For almost 35 years now, no child has ever gone to a kindergarten in the village of Gurdzemi in Martvili Municipality, located in Georgia’s western region of Samegrelo-Zemo Svaneti. The kindergarten was closed in the 1990s and has not been reopened since.

“I don’t recall having a kindergarten in Gurdzemi or in the neighbouring villages,” notes 26-year-old Ana Jgerenaia, a farmer from Gurdzemi. “This problem has been bothering us for a long time. In addition to the fact that kindergarten education is important for children’s development, its absence has also hindered the women’s development and their lives here. Many of them do not have a child carer, so it is difficult for them to find time for study or work - or simply for themselves.”

To help solve this problem, Ana studied the needs of her fellow villagers with her mother, Mtvarisa Kekutia, last year and then began to actively advocate for them.

Ana’s activism stemmed from her participation in the Farmer Field School project, which launched in Gurdzemi in 2020 with the support of UN Women and the Food and Agriculture Organization of the United Nations (FAO).

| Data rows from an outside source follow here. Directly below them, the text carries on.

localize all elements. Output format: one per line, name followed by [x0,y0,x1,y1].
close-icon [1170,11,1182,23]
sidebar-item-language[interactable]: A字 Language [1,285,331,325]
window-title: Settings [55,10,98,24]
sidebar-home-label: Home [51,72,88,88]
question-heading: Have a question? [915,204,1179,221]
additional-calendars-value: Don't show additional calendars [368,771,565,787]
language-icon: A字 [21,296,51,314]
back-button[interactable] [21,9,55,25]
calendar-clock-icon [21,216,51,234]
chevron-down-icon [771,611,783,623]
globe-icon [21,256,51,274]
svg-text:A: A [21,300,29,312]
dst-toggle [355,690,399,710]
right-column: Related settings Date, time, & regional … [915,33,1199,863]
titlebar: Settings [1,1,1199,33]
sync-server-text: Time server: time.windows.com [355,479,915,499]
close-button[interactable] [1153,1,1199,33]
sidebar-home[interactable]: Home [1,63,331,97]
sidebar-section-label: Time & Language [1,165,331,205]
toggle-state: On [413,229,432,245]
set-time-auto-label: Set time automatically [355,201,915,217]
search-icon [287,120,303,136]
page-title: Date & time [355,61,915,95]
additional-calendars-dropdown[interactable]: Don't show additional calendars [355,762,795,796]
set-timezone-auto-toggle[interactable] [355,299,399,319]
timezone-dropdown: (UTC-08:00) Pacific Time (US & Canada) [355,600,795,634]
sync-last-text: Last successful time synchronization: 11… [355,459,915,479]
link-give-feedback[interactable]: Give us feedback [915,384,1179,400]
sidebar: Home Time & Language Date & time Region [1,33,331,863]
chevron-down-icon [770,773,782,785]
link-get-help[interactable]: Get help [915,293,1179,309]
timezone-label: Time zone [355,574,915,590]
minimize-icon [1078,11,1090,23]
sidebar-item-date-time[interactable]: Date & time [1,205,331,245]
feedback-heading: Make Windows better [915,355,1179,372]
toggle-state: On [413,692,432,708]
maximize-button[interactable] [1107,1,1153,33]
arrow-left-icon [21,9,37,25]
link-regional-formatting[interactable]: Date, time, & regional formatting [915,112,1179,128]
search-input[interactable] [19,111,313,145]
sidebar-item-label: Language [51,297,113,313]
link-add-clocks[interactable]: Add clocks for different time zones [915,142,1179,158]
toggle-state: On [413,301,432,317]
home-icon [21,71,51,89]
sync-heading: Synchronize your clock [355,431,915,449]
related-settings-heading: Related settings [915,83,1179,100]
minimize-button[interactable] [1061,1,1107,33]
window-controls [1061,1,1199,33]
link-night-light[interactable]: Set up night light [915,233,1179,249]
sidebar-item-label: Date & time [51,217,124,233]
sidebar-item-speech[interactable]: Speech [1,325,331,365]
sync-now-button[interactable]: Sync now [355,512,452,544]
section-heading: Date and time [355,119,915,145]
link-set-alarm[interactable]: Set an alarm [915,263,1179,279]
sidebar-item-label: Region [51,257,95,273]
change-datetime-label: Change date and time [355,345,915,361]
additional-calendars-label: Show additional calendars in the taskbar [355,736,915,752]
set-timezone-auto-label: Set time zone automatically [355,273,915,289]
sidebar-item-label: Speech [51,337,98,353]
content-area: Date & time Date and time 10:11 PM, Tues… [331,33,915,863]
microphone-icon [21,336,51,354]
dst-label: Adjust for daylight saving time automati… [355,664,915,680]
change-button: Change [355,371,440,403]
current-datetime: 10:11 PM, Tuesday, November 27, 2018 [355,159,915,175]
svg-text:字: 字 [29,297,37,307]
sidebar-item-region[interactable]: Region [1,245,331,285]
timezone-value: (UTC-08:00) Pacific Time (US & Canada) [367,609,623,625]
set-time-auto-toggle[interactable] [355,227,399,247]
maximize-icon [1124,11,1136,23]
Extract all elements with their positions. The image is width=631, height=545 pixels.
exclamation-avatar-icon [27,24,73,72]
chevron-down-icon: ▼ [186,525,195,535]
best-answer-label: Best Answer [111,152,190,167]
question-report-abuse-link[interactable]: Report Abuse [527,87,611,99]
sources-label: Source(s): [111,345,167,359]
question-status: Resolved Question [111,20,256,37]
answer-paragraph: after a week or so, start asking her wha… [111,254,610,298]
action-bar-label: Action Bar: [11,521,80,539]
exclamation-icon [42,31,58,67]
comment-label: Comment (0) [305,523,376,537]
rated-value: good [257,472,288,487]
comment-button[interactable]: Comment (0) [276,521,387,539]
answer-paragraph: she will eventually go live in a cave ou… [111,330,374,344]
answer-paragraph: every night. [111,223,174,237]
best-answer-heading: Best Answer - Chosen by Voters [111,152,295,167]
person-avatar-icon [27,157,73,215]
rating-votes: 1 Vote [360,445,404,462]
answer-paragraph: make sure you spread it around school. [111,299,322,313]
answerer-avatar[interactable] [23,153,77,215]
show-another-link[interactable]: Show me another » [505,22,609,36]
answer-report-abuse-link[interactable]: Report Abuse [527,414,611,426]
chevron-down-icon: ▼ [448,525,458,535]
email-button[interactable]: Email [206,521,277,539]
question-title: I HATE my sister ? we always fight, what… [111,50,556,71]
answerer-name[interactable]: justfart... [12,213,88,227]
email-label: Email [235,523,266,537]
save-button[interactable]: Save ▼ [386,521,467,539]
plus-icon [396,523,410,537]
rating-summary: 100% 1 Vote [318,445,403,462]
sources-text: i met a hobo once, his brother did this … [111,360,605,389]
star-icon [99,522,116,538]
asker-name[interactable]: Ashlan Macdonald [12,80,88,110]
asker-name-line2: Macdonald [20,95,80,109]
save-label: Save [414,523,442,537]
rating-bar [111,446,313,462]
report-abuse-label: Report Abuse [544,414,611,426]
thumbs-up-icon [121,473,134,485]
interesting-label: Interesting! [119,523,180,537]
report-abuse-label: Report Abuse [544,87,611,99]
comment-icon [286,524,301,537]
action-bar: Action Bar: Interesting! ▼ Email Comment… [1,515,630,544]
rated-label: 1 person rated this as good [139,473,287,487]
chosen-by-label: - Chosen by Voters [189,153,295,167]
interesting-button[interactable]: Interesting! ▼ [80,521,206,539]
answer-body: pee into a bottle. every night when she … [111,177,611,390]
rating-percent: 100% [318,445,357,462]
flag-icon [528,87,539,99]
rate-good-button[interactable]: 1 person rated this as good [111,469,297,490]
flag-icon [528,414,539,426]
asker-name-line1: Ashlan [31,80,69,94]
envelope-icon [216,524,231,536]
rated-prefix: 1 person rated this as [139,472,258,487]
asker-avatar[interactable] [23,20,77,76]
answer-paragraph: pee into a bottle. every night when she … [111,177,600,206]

Mtvarisa was a Farmer Field School leader, and the project participant women usually gathered in her house to learn about international standards for food safety and food insecurity, modern cheese production technologies, entrepreneurship, leadership and business management. In addition, with the support of UN Women, they also learned about gender equality and women’s rights, so that they could later share this knowledge with their fellow villagers.

UN Women also collaborated with a local organization, the NEFA Foundation, whose representatives conducted trainings on civic engagement, activism and volunteerism for the participants of the Farmer Field School. During these meetings, women learned how to identify community needs, how to present them to local governments and how to advocate for solving existing challenges.

“NEFA helped us develop a questionnaire for the needs assessment,” Ana explains. “Then we distributed it to our fellow villagers on Facebook and collected information about the problems. Some wanted to open an outpatient clinic. Some wanted to open a library, which made me very happy. Some were also worried about the lack of water. But for most, the lack of a kindergarten was especially painful.”

After identifying the needs, Ana engaged with the municipality leadership, continued to advocate for the problem and achieved results: Last year, construction of a kindergarten began in Gurdzemi. In preparation, local teachers have completed respective retraining courses in Senaki. Gurdzemi residents expect construction to be completed soon, and after almost 35 years, the kindergarten will enrol local children. Ana hopes that children from neighbouring villages will also attend the kindergarten, which will be a great benefit for the women there.

“We women did not know how to advocate and prepare petitions,” Ana says. “NEFA and the project helped us with all of this, and we also discovered many interesting findings. I also learned at the Farmer Field School how important the existence of kindergartens is for women—for their employment, for their education.” Ana is now a community worker at the Taso Foundation and continues to advocate for the problems of her fellow villagers.

The Farmer Field School initiative was part of the joint UN Women-FAO project “Fostering Economic Empowerment of Women Farmers by Supporting Homemade Dairy Production through the Farmer Field School (FFS) Approach”. It was implemented in the Samegrelo-Zemo Svaneti region from 2020 to 2024 with the financial support of the Swiss Agency for Development and Cooperation (SDC).